A Bit more Banter
At the moment I am very content, very happy with my lot in life. Not everything is perfect but there is certainly a lot more good about my life than their is bad!
This scares the shit out of me, every time I reach happiness it seems something bad happens. Shit hey, fearing happiness! Doesn't make a lot of sense.
I have been happy for a while now so I am starting to think that maybe this time it is here to stay for a while. Work is good, the people I live with are great, have just booked my plane ticket and am going to be home for Christmas for the first time in Six years, Mum will bloody surprised!!!
I have made some pretty cool new friends lately. No woman in my life at the moment but it doesn't bother me. Just happy having fun!

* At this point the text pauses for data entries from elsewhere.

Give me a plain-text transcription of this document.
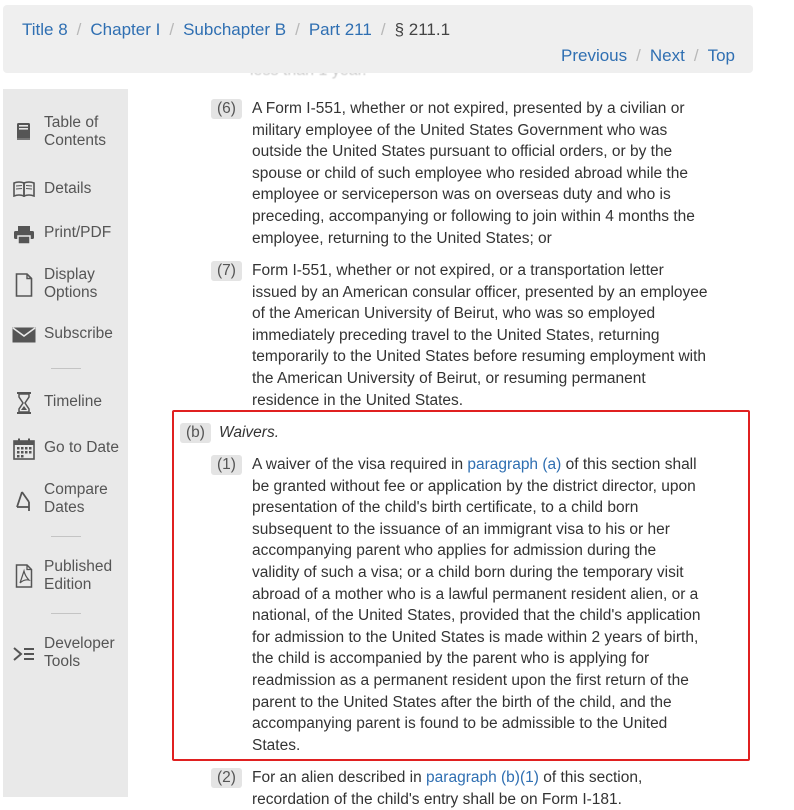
Title 8 / Chapter I / Subchapter B / Part 211 / § 211.1
Previous / Next / Top
Table of
Contents
Details
Print/PDF
Display
Options
Subscribe
Timeline
Go to Date
Compare
Dates
Published
Edition
Developer
Tools
(6)	A Form I-551, whether or not expired, presented by a civilian or
military employee of the United States Government who was
outside the United States pursuant to official orders, or by the
spouse or child of such employee who resided abroad while the
employee or serviceperson was on overseas duty and who is
preceding, accompanying or following to join within 4 months the
employee, returning to the United States; or
(7)	Form I-551, whether or not expired, or a transportation letter
issued by an American consular officer, presented by an employee
of the American University of Beirut, who was so employed
immediately preceding travel to the United States, returning
temporarily to the United States before resuming employment with
the American University of Beirut, or resuming permanent
residence in the United States.
(b) Waivers.
(1)	A waiver of the visa required in paragraph (a) of this section shall
be granted without fee or application by the district director, upon
presentation of the child's birth certificate, to a child born
subsequent to the issuance of an immigrant visa to his or her
accompanying parent who applies for admission during the
validity of such a visa; or a child born during the temporary visit
abroad of a mother who is a lawful permanent resident alien, or a
national, of the United States, provided that the child's application
for admission to the United States is made within 2 years of birth,
the child is accompanied by the parent who is applying for
readmission as a permanent resident upon the first return of the
parent to the United States after the birth of the child, and the
accompanying parent is found to be admissible to the United
States.
(2)	For an alien described in paragraph (b)(1) of this section,
recordation of the child's entry shall be on Form I-181.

I am "Courting" one young lady which I am enjoying. She is totally different to anyone I know, let alone anyone I have dated. She has a very strong personality, is passionate about the things she cares about, especially about doing the right thing. I could go on for ages about her attributes but I won't.
I think that just getting to know her is a real privledge in its self, whether we end up going to dinner or not is not as important to me as getting to know her, although it would be good one day.
I have another girl that I have known for a long time but only as a friend of friends. She has recently broken up with her Boyfriend and we have been out for drinks a couple of times. She continually has me in stitches, she is so funny, very family oriented and loyal to her friends. I think she may be cursing me today as much as I was cursing her, we SHOULD have stopped at just one bar on a MONDAY night!!!!
Left work early tonight, turned out to be a huge blessing as I keep getting calls asking me to come down for a drink behind work. Not as young as I once was and need a few sober nights these days!!
Anyway enough for now, I feel better!